A group of California researchers has developed an ice cube that doesn't melt and can be reused. The ice is being called "jelly ice" and could help reduce the nation's food waste.
The researchers at the University of California Davis's Robert Mondavi Institute of Wine and Food Sciences are working to re-imagine the ice cube, creating something that stays just as cold for just as long.
While it stays just as cold, jelly ice has one key difference from regular ice; it has a gelatin membrane that traps water in its cube-like shape and doesn't let it melt.
Jiahan Zou shared with CBS News that on top of not making a mess, the version of ice can also be manipulated to take any form, which could help change how food is kept cold while transported.
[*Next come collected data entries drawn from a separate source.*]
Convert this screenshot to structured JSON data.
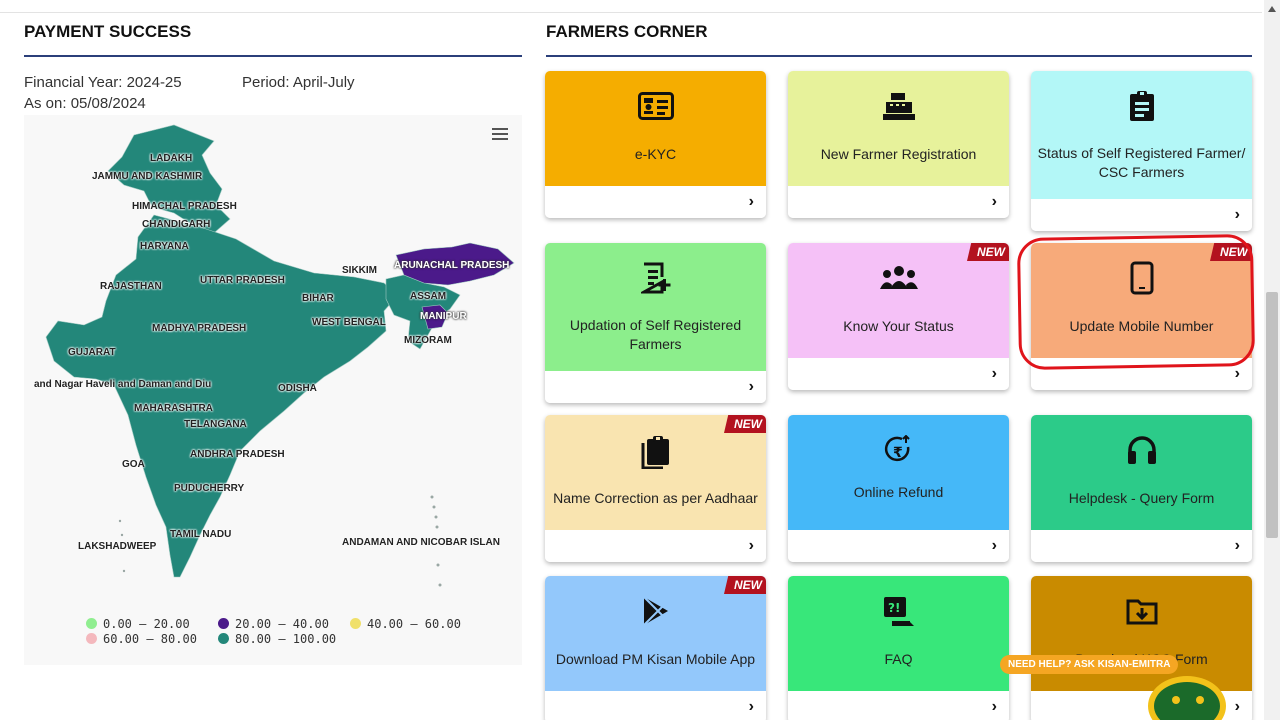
{
  "left": {
    "title": "PAYMENT SUCCESS",
    "financial_year": "Financial Year: 2024-25",
    "period": "Period: April-July",
    "as_on": "As on: 05/08/2024",
    "menu_icon": "hamburger-icon",
    "state_labels": [
      "LADAKH",
      "JAMMU AND KASHMIR",
      "HIMACHAL PRADESH",
      "CHANDIGARH",
      "HARYANA",
      "RAJASTHAN",
      "UTTAR PRADESH",
      "SIKKIM",
      "ARUNACHAL PRADESH",
      "BIHAR",
      "ASSAM",
      "WEST BENGAL",
      "MANIPUR",
      "MADHYA PRADESH",
      "MIZORAM",
      "GUJARAT",
      "and Nagar Haveli and Daman and Diu",
      "ODISHA",
      "MAHARASHTRA",
      "TELANGANA",
      "ANDHRA PRADESH",
      "GOA",
      "PUDUCHERRY",
      "TAMIL NADU",
      "LAKSHADWEEP",
      "ANDAMAN AND NICOBAR ISLAN"
    ],
    "legend": [
      {
        "label": "0.00 – 20.00",
        "color": "#90ee90"
      },
      {
        "label": "20.00 – 40.00",
        "color": "#4b1a8a"
      },
      {
        "label": "40.00 – 60.00",
        "color": "#f0e06a"
      },
      {
        "label": "60.00 – 80.00",
        "color": "#f4b8bd"
      },
      {
        "label": "80.00 – 100.00",
        "color": "#23877a"
      }
    ]
  },
  "right": {
    "title": "FARMERS CORNER",
    "cards": [
      {
        "label": "e-KYC",
        "color": "#f5ad00",
        "icon": "id-card-icon",
        "new": ""
      },
      {
        "label": "New Farmer Registration",
        "color": "#e7f29b",
        "icon": "cash-register-icon",
        "new": ""
      },
      {
        "label": "Status of Self Registered Farmer/ CSC Farmers",
        "color": "#b3f7f7",
        "icon": "clipboard-list-icon",
        "new": ""
      },
      {
        "label": "Updation of Self Registered Farmers",
        "color": "#8cee8c",
        "icon": "edit-document-icon",
        "new": ""
      },
      {
        "label": "Know Your Status",
        "color": "#f5c1f7",
        "icon": "users-icon",
        "new": "NEW"
      },
      {
        "label": "Update Mobile Number",
        "color": "#f7aa7a",
        "icon": "mobile-phone-icon",
        "new": "NEW"
      },
      {
        "label": "Name Correction as per Aadhaar",
        "color": "#f9e4b0",
        "icon": "clipboard-copy-icon",
        "new": "NEW"
      },
      {
        "label": "Online Refund",
        "color": "#45b8f8",
        "icon": "rupee-refund-icon",
        "new": ""
      },
      {
        "label": "Helpdesk - Query Form",
        "color": "#2ccb89",
        "icon": "headphones-icon",
        "new": ""
      },
      {
        "label": "Download PM Kisan Mobile App",
        "color": "#93c8fb",
        "icon": "play-store-icon",
        "new": "NEW"
      },
      {
        "label": "FAQ",
        "color": "#38e77a",
        "icon": "faq-chat-icon",
        "new": ""
      },
      {
        "label": "Download KCC Form",
        "color": "#c98b00",
        "icon": "folder-download-icon",
        "new": ""
      }
    ],
    "chevron": "›"
  },
  "assistant": {
    "pill": "NEED HELP? ASK KISAN-EMITRA",
    "icon": "chatbot-icon"
  }
}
"So here we have two pieces of salmon filet on top of ice—traditional ice and jelly ice. Here they've been out for about an hour already. So, you can see ice already melted, and then all around, it's the meltwater. So the fish basically sinks in a pot of water right now," Zou said to CBS News.
Associate professor Luxin Wang had originated the idea for jelly ice after visiting a fish market, realizing there needed to be a better way to keep things cool without the dangers of melted ice.
Inadequate climate control across the supply chain and cross-contamination are the leading causes of food waste. For example, a study from 2013 by the Global Environmental Change discovered nearly half of all seafood in the U.S. spoils before getting to the market.
Now thanks to Wang, the alternative could allow for less food waste. Not to mention the jelly ice isn't made out of plastic but a compostable protein. Wang reported that it is 90% water, 100% biodegradable, and can be reused up to a dozen times.
Wang and her team have been awarded a grant for $485,000 to continue their research into the jelly ice. But for those who want to stick with their frozen water on its own, she says it's easy for them to dispose of the jelly ice.
"If you don't want to use them, you can compost them and throw them in your garden. Once you mix them with the potting soil, they actually support the growth of your plant," Wang said.